Demokratik ve laik sosyal hukuk devletimizin kurucu lideri Atatürk'ün yönetimi döneminde; ülkemizin ulusal çıkarı açısından bilimsel anlayış ve duyarlı bir bilinçle, iç ve dış sermaye şirketlerinin çıkarları için vahşi madenciliğe kesinlikle fırsat verilmemiştir!

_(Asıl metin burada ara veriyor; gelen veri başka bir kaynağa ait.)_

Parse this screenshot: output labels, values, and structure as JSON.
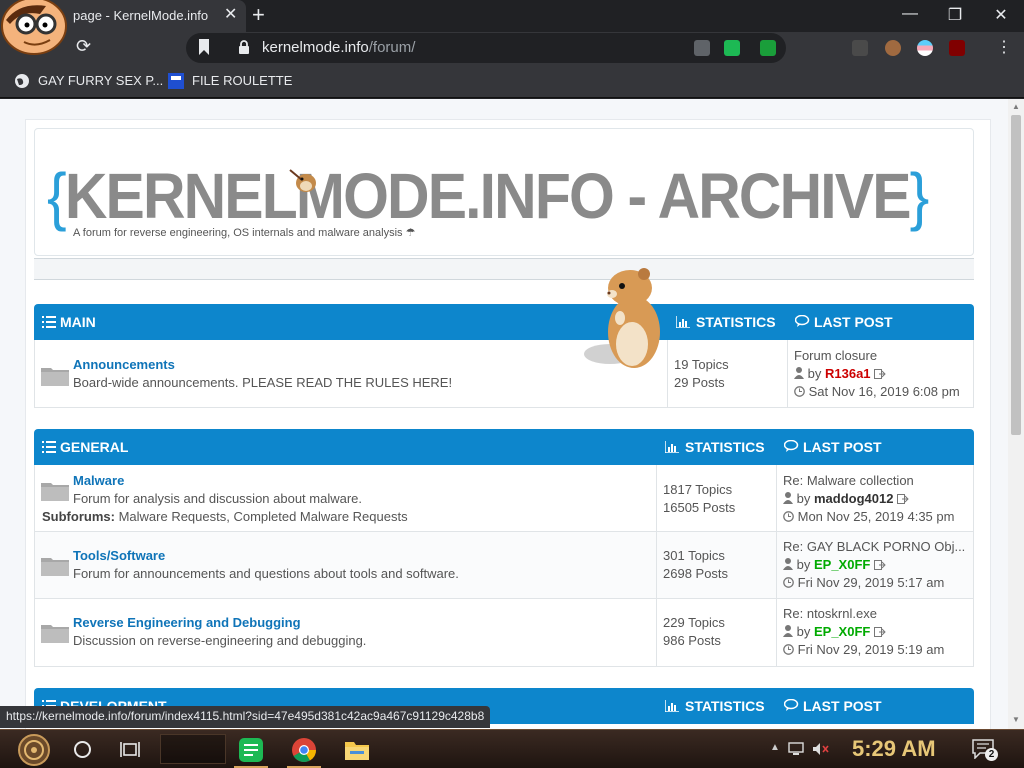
{
  "browser": {
    "tab_title": "page - KernelMode.info",
    "new_tab_symbol": "+",
    "url_host": "kernelmode.info",
    "url_path": "/forum/",
    "bookmarks": [
      {
        "label": "GAY FURRY SEX P..."
      },
      {
        "label": "FILE ROULETTE"
      }
    ],
    "status_url": "https://kernelmode.info/forum/index4115.html?sid=47e495d381c42ac9a467c91129c428b8"
  },
  "site": {
    "logo_open": "{",
    "logo_text": "KERNELMODE.INFO - ARCHIVE",
    "logo_close": "}",
    "tagline": "A forum for reverse engineering, OS internals and malware analysis ☂"
  },
  "categories": [
    {
      "title": "MAIN",
      "stats_label": "STATISTICS",
      "lastpost_label": "LAST POST",
      "forums": [
        {
          "title": "Announcements",
          "description": "Board-wide announcements. PLEASE READ THE RULES HERE!",
          "topics": "19 Topics",
          "posts": "29 Posts",
          "lp_title": "Forum closure",
          "lp_by": "by",
          "lp_user": "R136a1",
          "lp_user_color": "#cc0000",
          "lp_date": "Sat Nov 16, 2019 6:08 pm"
        }
      ]
    },
    {
      "title": "GENERAL",
      "stats_label": "STATISTICS",
      "lastpost_label": "LAST POST",
      "forums": [
        {
          "title": "Malware",
          "description": "Forum for analysis and discussion about malware.",
          "subforums_label": "Subforums:",
          "subforums": "Malware Requests, Completed Malware Requests",
          "topics": "1817 Topics",
          "posts": "16505 Posts",
          "lp_title": "Re: Malware collection",
          "lp_by": "by",
          "lp_user": "maddog4012",
          "lp_user_color": "#333333",
          "lp_date": "Mon Nov 25, 2019 4:35 pm"
        },
        {
          "title": "Tools/Software",
          "description": "Forum for announcements and questions about tools and software.",
          "topics": "301 Topics",
          "posts": "2698 Posts",
          "lp_title": "Re: GAY BLACK PORNO Obj...",
          "lp_by": "by",
          "lp_user": "EP_X0FF",
          "lp_user_color": "#00aa00",
          "lp_date": "Fri Nov 29, 2019 5:17 am"
        },
        {
          "title": "Reverse Engineering and Debugging",
          "description": "Discussion on reverse-engineering and debugging.",
          "topics": "229 Topics",
          "posts": "986 Posts",
          "lp_title": "Re: ntoskrnl.exe",
          "lp_by": "by",
          "lp_user": "EP_X0FF",
          "lp_user_color": "#00aa00",
          "lp_date": "Fri Nov 29, 2019 5:19 am"
        }
      ]
    },
    {
      "title": "DEVELOPMENT",
      "stats_label": "STATISTICS",
      "lastpost_label": "LAST POST"
    }
  ],
  "taskbar": {
    "clock": "5:29 AM",
    "notification_count": "2"
  },
  "colors": {
    "accent": "#0d86cc",
    "link": "#0f74b8",
    "logo_grey": "#8a8a8a",
    "logo_brace": "#2b9fd9"
  },
  "icons": [
    "folder-icon",
    "list-icon",
    "bar-chart-icon",
    "comments-icon",
    "user-icon",
    "clock-icon",
    "view-latest-icon",
    "lock-icon",
    "reload-icon",
    "bookmark-icon",
    "close-icon",
    "menu-icon"
  ]
}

23 yıldır süregelen Cumhur İttifakı iktidarı döneminde, ülkemizin orman varlığında ve yemyeşil yaylalarında iç ve dış sermaye şirketlerine, binlerce maden arama izni ve ruhsatı verilerek ormanlarımız büyük oranda yok edilmiş; dağlarımız oyulup kelleştirilmiştir. Üstelik bu bölgelerdeki insanlarımızın çaresiz tepki ve çırpınmalarına karşın, verimli tarım alanlarında bile, değerli zeytin ağaçlarının kesilmesi veya sökülüp taşınma safsatası, ülkemizin tarımına ve doğa varlığımıza tarihsel bir ihanettir!
VAHŞİ MADENCİLİĞİN HEDEFİNDEFırsatçı sermaye şirketlerinin, kısa zamanda maden işletme hırsı, iktidarın anlaşılmaz destekleriyle devam etmektedir. Nedense bir süre önce kuşkulu şekilde başlayan, bir türlü önlenemeyen, her bölgedeki seri orman yangınlarıyla orman varlığımız ağlanacak düzeyde yok olmaktadır! Ormanlarımızın vahşi fırsatçı maden şirketlerince insafsızca yok edilmesi karşısında; Artvin'de maden aramalarına karşı tepki gösteren; ülkesinin yeşil doğasını yürekten seven köylü kadınının, "Madencinin kazıp oyarak yok ettiği yeşil çam ormanları ve yeşil yaylalarımız; madencinin aradığı 'altından' daha değerlidir" şeklindeki filozofça anlamlı sözü ve daha doğrusu bu isyan haykırışı yüreğimi titretti ama devleti yöneten siyasetçileri derin uykularından uyandıramadı!
Maden arama bölgelerindeki yurttaşların sağlığı açısından çok önemli olan başka bir konu da altın ve bakır madenleri bölgesinde arıtma ve kimyasal ayrıştırma amacıyla yapılan göletlerde biriktirilen arsenik bileşikleri ve kimyasal maddelerdir. Bu maddeler yörenin topraklarını, akarsularını ve havasını sağlık açısından toplumsal endişe yaratacak ölçüde zehirlemektedir! Bu konularla ilgili önlemler alması gereken ve beklenen bakanlıkların ilgisizliği endişe ve şaşkınlık yaratmaktadır.
Maden bölgelerindeki üniversite kürsülerinde bu konularda bilim yapan akademisyenlerin duyarsızlığı; bilimsel görüş ve önlemler hususunda iktidara önerilerde bulunmaması üzüntü vericidir!